Some of the use cases are obvious. “We have major published manuals that are two inches thick and can stand on a desk,” Sexton says. “How can we automate some of that. As we’ve been biting off around the edges [of gen AI], those very practical ideas have resonated with employees.”
Employees are encouraged to play with gen AI. “We wanted them to experiment and learn and make sure this isn’t a black box they didn’t understand,” Sexton says.
But as workers plumb the possibilities of gen AI, Land O’Lakes has laid down parameters including a prohibition against putting proprietary or customer data into an external AI engine.
While manufacturing employees essentially have never left the responsibilities of being in the plant every day, Land O’Lakes’ 400 headquarters workers enjoy a hybrid model that requires two “anchor days” each week and allows remote work the other three days. If something comes up that a team needs to work on in proximity, folks are expected to come into the office then, too. “We’re always pretty flexible,” Sexton says.
How does Land O’Lakes prevent employees from taking advantage of the hybrid expectations? “We start with the assumption that we employ adults here,” Sexton says. “Leaders understand where their teams are on an aggregate basis. And it’s a two-way street: If there is flexibility for you as an employee, there’s also expectations from the employer as well.”

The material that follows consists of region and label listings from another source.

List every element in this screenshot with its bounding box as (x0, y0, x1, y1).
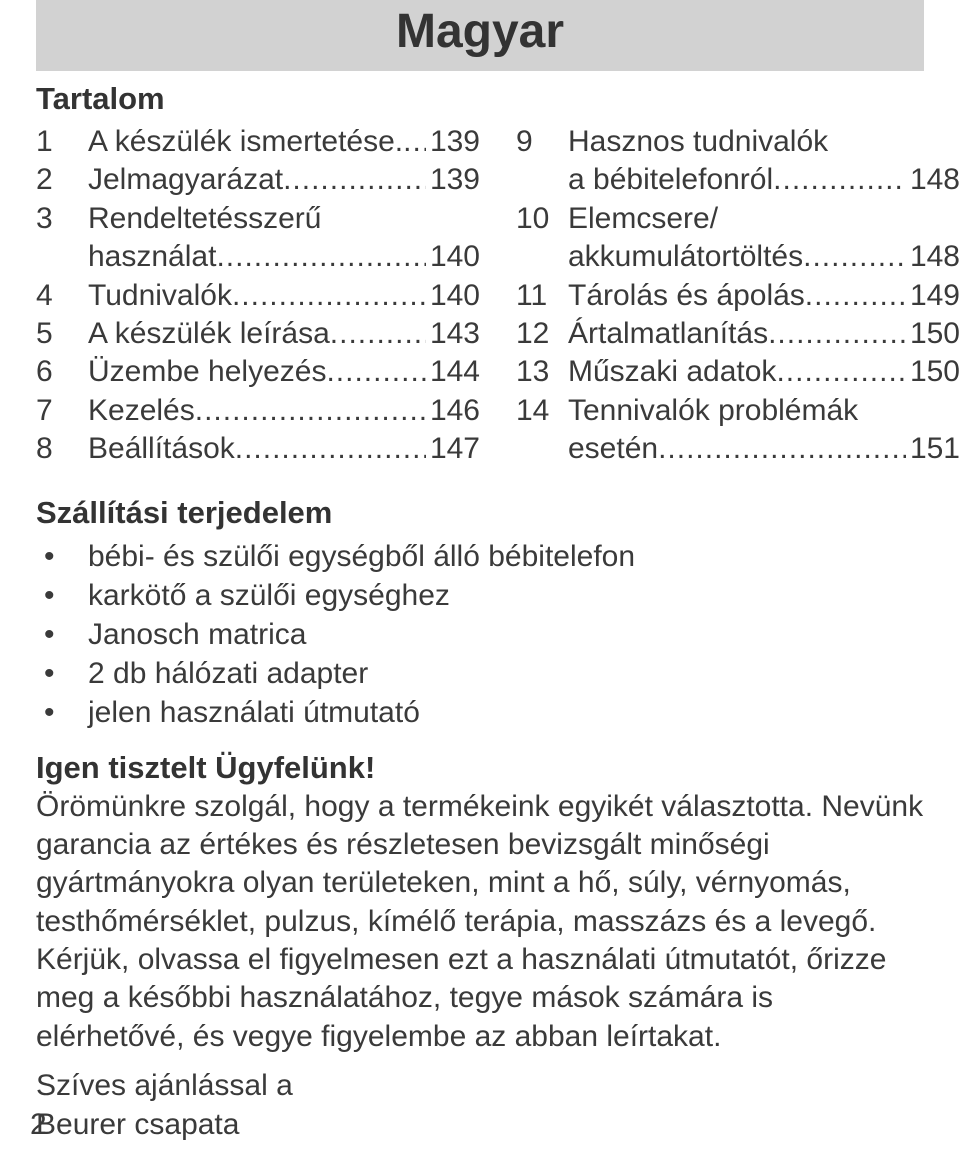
toc-leader-dots (776, 353, 906, 391)
toc-label: Rendeltetésszerű (88, 200, 480, 238)
manual-page: Magyar Tartalom 1A készülék ismertetése.… (0, 0, 960, 1160)
toc-entry: 5A készülék leírása 143 (36, 315, 480, 353)
list-item: 2 db hálózati adapter (88, 654, 924, 693)
toc-entry: 14Tennivalók problémák (516, 392, 960, 430)
signoff-line-1: Szíves ajánlással a (36, 1066, 924, 1105)
toc-number: 6 (36, 353, 88, 391)
toc-label: Tárolás és ápolás (568, 277, 805, 315)
toc-label: Tennivalók problémák (568, 392, 960, 430)
toc-number: 2 (36, 161, 88, 199)
toc-label: a bébitelefonról (568, 161, 773, 199)
toc-label: Tudnivalók (88, 277, 232, 315)
toc-leader-dots (216, 238, 426, 276)
toc-page: 143 (426, 315, 480, 353)
toc-entry: 2Jelmagyarázat 139 (36, 161, 480, 199)
toc-page: 150 (906, 315, 960, 353)
toc-leader-dots (330, 315, 426, 353)
toc-leader-dots (768, 315, 906, 353)
toc-page: 144 (426, 353, 480, 391)
table-of-contents: 1A készülék ismertetése.1392Jelmagyaráza… (36, 123, 924, 469)
toc-leader-dots (403, 123, 426, 161)
toc-page: 140 (426, 277, 480, 315)
list-item: bébi- és szülői egységből álló bébitelef… (88, 537, 924, 576)
toc-number: 10 (516, 200, 568, 238)
toc-entry: 10Elemcsere/ (516, 200, 960, 238)
toc-leader-dots (235, 430, 426, 468)
toc-number: 5 (36, 315, 88, 353)
toc-leader-dots (283, 161, 426, 199)
toc-number: 1 (36, 123, 88, 161)
toc-entry: 12Ártalmatlanítás 150 (516, 315, 960, 353)
toc-page: 139 (426, 161, 480, 199)
toc-label: esetén (568, 430, 658, 468)
toc-column-left: 1A készülék ismertetése.1392Jelmagyaráza… (36, 123, 480, 469)
toc-entry-continuation: akkumulátortöltés 148 (516, 238, 960, 276)
toc-label: Jelmagyarázat (88, 161, 283, 199)
page-number: 2 (30, 1108, 47, 1142)
signoff: Szíves ajánlással a Beurer csapata (36, 1066, 924, 1144)
toc-number: 13 (516, 353, 568, 391)
toc-page: 151 (906, 430, 960, 468)
toc-page: 140 (426, 238, 480, 276)
toc-label: Üzembe helyezés (88, 353, 326, 391)
toc-page: 150 (906, 353, 960, 391)
toc-entry: 7Kezelés 146 (36, 392, 480, 430)
toc-entry: 1A készülék ismertetése. 139 (36, 123, 480, 161)
toc-page: 149 (906, 277, 960, 315)
toc-number: 9 (516, 123, 568, 161)
toc-leader-dots (232, 277, 426, 315)
scope-heading: Szállítási terjedelem (36, 495, 924, 531)
toc-leader-dots (803, 238, 906, 276)
list-item: jelen használati útmutató (88, 693, 924, 732)
intro-paragraph: Örömünkre szolgál, hogy a termékeink egy… (36, 788, 924, 1057)
toc-entry: 6Üzembe helyezés 144 (36, 353, 480, 391)
toc-entry-continuation: használat 140 (36, 238, 480, 276)
toc-entry: 9Hasznos tudnivalók (516, 123, 960, 161)
page-title: Magyar (36, 4, 924, 59)
toc-entry: 13Műszaki adatok 150 (516, 353, 960, 391)
toc-entry: 8Beállítások 147 (36, 430, 480, 468)
toc-leader-dots (326, 353, 425, 391)
toc-label: Elemcsere/ (568, 200, 960, 238)
toc-number: 8 (36, 430, 88, 468)
toc-label: Műszaki adatok (568, 353, 776, 391)
toc-label: Ártalmatlanítás (568, 315, 768, 353)
list-item: Janosch matrica (88, 615, 924, 654)
toc-entry-continuation: esetén 151 (516, 430, 960, 468)
toc-heading: Tartalom (36, 81, 924, 117)
toc-leader-dots (805, 277, 906, 315)
toc-leader-dots (773, 161, 906, 199)
toc-entry: 4Tudnivalók 140 (36, 277, 480, 315)
toc-label: Hasznos tudnivalók (568, 123, 960, 161)
toc-number: 7 (36, 392, 88, 430)
toc-label: Beállítások (88, 430, 235, 468)
toc-number: 11 (516, 277, 568, 315)
toc-column-right: 9Hasznos tudnivalóka bébitelefonról14810… (516, 123, 960, 469)
toc-page: 146 (426, 392, 480, 430)
toc-page: 139 (426, 123, 480, 161)
toc-label: Kezelés (88, 392, 195, 430)
toc-page: 147 (426, 430, 480, 468)
dear-customer-heading: Igen tisztelt Ügyfelünk! (36, 750, 924, 786)
toc-entry: 3Rendeltetésszerű (36, 200, 480, 238)
toc-entry: 11Tárolás és ápolás 149 (516, 277, 960, 315)
toc-number: 4 (36, 277, 88, 315)
toc-label: A készülék ismertetése. (88, 123, 403, 161)
toc-leader-dots (658, 430, 906, 468)
toc-entry-continuation: a bébitelefonról 148 (516, 161, 960, 199)
scope-bullet-list: bébi- és szülői egységből álló bébitelef… (36, 537, 924, 732)
toc-label: A készülék leírása (88, 315, 330, 353)
title-band: Magyar (36, 0, 924, 71)
signoff-line-2: Beurer csapata (36, 1105, 924, 1144)
list-item: karkötő a szülői egységhez (88, 576, 924, 615)
toc-label: akkumulátortöltés (568, 238, 803, 276)
toc-page: 148 (906, 161, 960, 199)
toc-label: használat (88, 238, 216, 276)
toc-number: 14 (516, 392, 568, 430)
toc-number: 12 (516, 315, 568, 353)
toc-page: 148 (906, 238, 960, 276)
toc-number: 3 (36, 200, 88, 238)
toc-leader-dots (195, 392, 426, 430)
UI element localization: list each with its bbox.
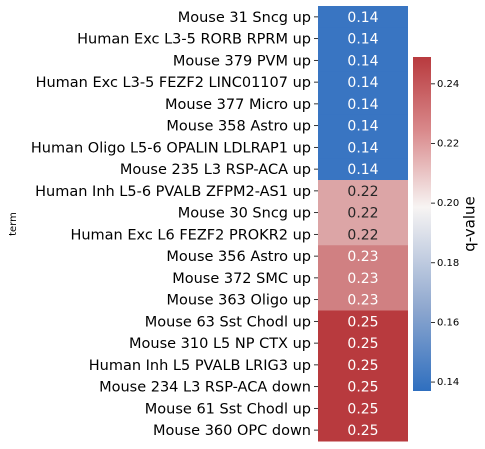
heatmap-cell [318, 93, 408, 116]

Benefits are an area where Sexton has been leading change that’s in sync with the company’s talent pool and existing employees. “We started listening more and more intentionally to employees about what’s important to them, and how they value different parts of the rewards package,” she says. While they heard that base pay remains an important consideration for employee satisfaction, Sexton’s team specifically heard that areas of concern in benefits were retirement financial security, the complexity of health and wellness benefits, and work-life balance.
Land O’Lakes has been trying to respond to what Sexton calls the “nuances” in these employee concerns. The organization has been rolling out new retirement tools and resources for older workers who are concerned about that, creating a “family and caregiver” account in which the company will deposit money for care for tutors or healthcare givers or emergency childcare, and even instituting an “emergency savings account” benefit to help workers cope with “life’s unexpected things.”